Tuesday, 24 February 2015

Bond Bubble

I have noticed there has been more interest over the past few years regarding Government Bond Rates. In many countries they are at historic lows, all time lows even. Interest rates in many countries have gone negative, whereby the rate of inflation is now higher than the rate of return in the bond. Its gone even spookier than that now. A rate of return economists thought was impossible has now happened, that is interest rates on bonds have actually turned negative in some countries. In Switzerland a 10+ year bond can be bought to actually have a minus rate of return. This has never been seen before. I first mentioned the bond bubble six years ago and its worth revisiting as it applies equally to where we are now:
However with the new intention for expanding the money supply to "combat" deflation, QE is now monetising many of these bonds, in effect creating artificial buyers. Similar to the recent housing bubble, real demand was never there, it was just people flipping houses to one another with artificial cheap money as the driver. The market anticipates this new QE artificial demand, by lowing rates as there is less risk on default as more buyers have entered the market - seemingly increased demand, limited supply. This is where the real trouble begins, the point we find ourselves in now.... 
We are only in the early stages of the above. In theory, this could be stopped now with the Government abandoning QE, but I doubt it. Not with the huge deficits to come and the lack of Global Capital. The above describes the very process of how the Central Banks believe they can beat the market. However they can't, as the above details, they can only make it worse and the longer they try to 'beat' the market the worse they make the situation. In the event that things go to far they will destroy the currency, the lifeblood of the economy, thus impoverishing us all. Prices are there for a reason. Economists will tell you that when yields come down, that the Central Banks have saved us and proclaim that QE has worked. It can never work and is doomed to failure. The longer they try and hold the short term price down, the higher it will shoot up eventually and the longer it will stay there.
Its a measure of the mess we find ourselves in that rates continue going so low, to lows that we once thought impossible. This is a once in a lifetime super bubble, one that we will tell our Children and Grandchildren about. To an inquiring mind, how and why have rates gone so low and what format will the aftermath take?

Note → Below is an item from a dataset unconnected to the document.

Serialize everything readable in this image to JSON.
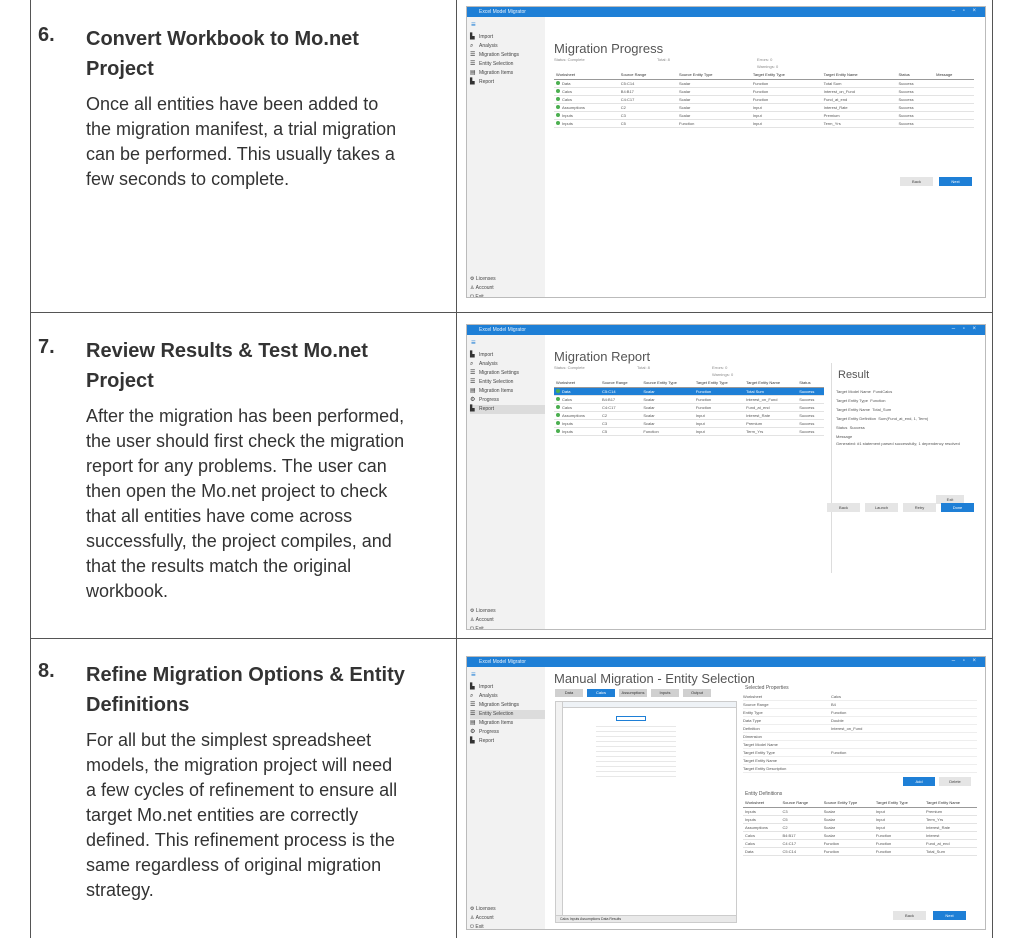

A number of reasons exist why bonds have gone so low, the main one however is QE. Its no coincidence that since the ECBs announcement to an extension of the QE program that rates have gone to all new time lows. QE is distorting prices of bonds by creating artificial buyers. The increase in demand causes prices to rise (when bonds interest rates fall, they go up in value as any existing holders can sell theirs on for a increased profit as they locked in higher rates) just like in any market. 

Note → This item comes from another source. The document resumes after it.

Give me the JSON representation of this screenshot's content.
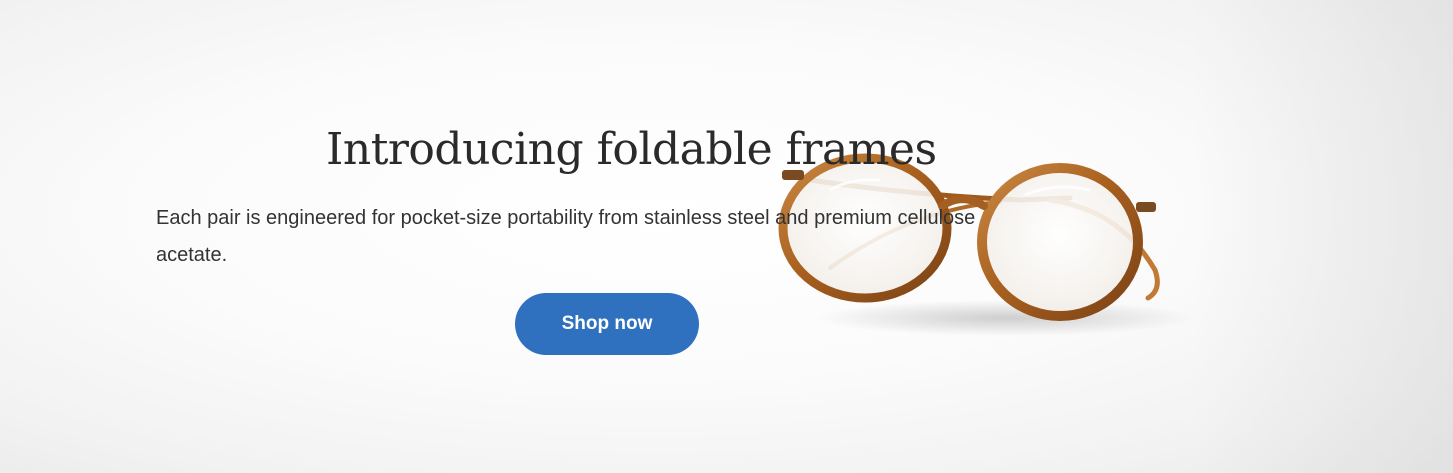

So we have Governments buying bonds but that still doesn't explain private buyers. Well, by law a number of financial institutions have to buy bonds. For example due to regulations set by the Government pension funds for example have to allocate a portion of their funds in Certain Government securities, regardless of the rate of return. How about banks or other buyers who are not forced? We still can't explain why they would buy a bond that will erode in value over time. Like any bubble it works on the premise of buying an asset for the belief it can be sold to a bigger fool.

When people were buying technology stocks in the late 90's, where a company had no dividend, no assets - in fact in some cases barely a business case. Still such companies were on paper worth billions. People bought the stocks not for fundamentals but for the belief they could sell them for a higher price than they bought them for. A similar prognosis back then to now causes this phenomenon; cheap money. Like technology stocks of the late 90's or real estate of the 00's, bonds are the new bubble in town. And just like real estate and the Technology stocks they will go pop. Central banks have made sure of that and when they do you need to stay well away.

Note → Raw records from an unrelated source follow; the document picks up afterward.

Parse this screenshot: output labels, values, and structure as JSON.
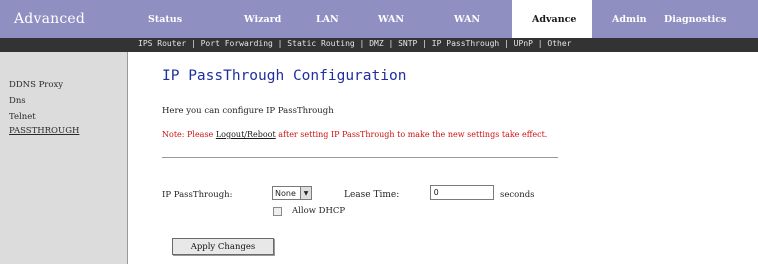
{
  "header": {
    "brand": "Advanced",
    "tabs": [
      {
        "label": "Status"
      },
      {
        "label": "Wizard"
      },
      {
        "label": "LAN"
      },
      {
        "label": "WAN"
      },
      {
        "label": "WAN"
      },
      {
        "label": "Advance",
        "active": true
      },
      {
        "label": "Admin"
      },
      {
        "label": "Diagnostics"
      }
    ]
  },
  "subnav": {
    "text": "IPS Router | Port Forwarding | Static Routing | DMZ | SNTP | IP PassThrough | UPnP | Other"
  },
  "sidebar": {
    "items": [
      "DDNS Proxy",
      "Dns",
      "Telnet",
      "PASSTHROUGH"
    ]
  },
  "main": {
    "title": "IP PassThrough Configuration",
    "description": "Here you can configure IP PassThrough",
    "note_before": "Note: Please ",
    "note_link": "Logout/Reboot",
    "note_after": " after setting IP PassThrough to make the new settings take effect.",
    "passthrough_label": "IP PassThrough:",
    "passthrough_value": "None",
    "lease_label": "Lease Time:",
    "lease_value": "0",
    "seconds_label": "seconds",
    "checkbox_label": "Allow DHCP",
    "apply_label": "Apply Changes"
  },
  "colors": {
    "topbar": "#8f8fc2",
    "subnav": "#333333",
    "title": "#1f2f9f",
    "note": "#cc1111",
    "sidebar": "#dcdcdc"
  }
}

How long have we got? I'm sure rates will still go lower, to lows we don't think is possible. However when rates go into long term upward trend Governments (or institutions the Government forces to be buyers) will be the only buyers in town turning the greatest bond bull market in history to the worst bear market. Currencies will gyrate with wild fluctuations. Inflation will go hand in hand with this. Markets will act in ways we have never seen before. Central Banks will provide small glimpses of the illusion that they have control but you can not contain a market price, it always breaks out in some form of spontaneous nature. Stocks and Real Estate will offer no protection. These assets generally go to new all time lows in real terms in such an environment. Precious Metals will once again resume their bull market run, going into a mania phase. CNBC and the such will have feature programs and stories of people getting rich by holding such assets, which incidentally is sure to be the next bubble once the bond market goes up in flames. 

The bond bubble. It may mean nothing to you now. It may mean nothing over the next few years. But in the coming decade however it will mean everything. So long as there exists centralised monopolistic control over money there will be bubbles. Reading what those bubbles will be can be the tricky part but once you can read histories rhythmic patterns the future is for all to see. Then its just a case of taking the correct actions, sit back; relax and watch history unfold.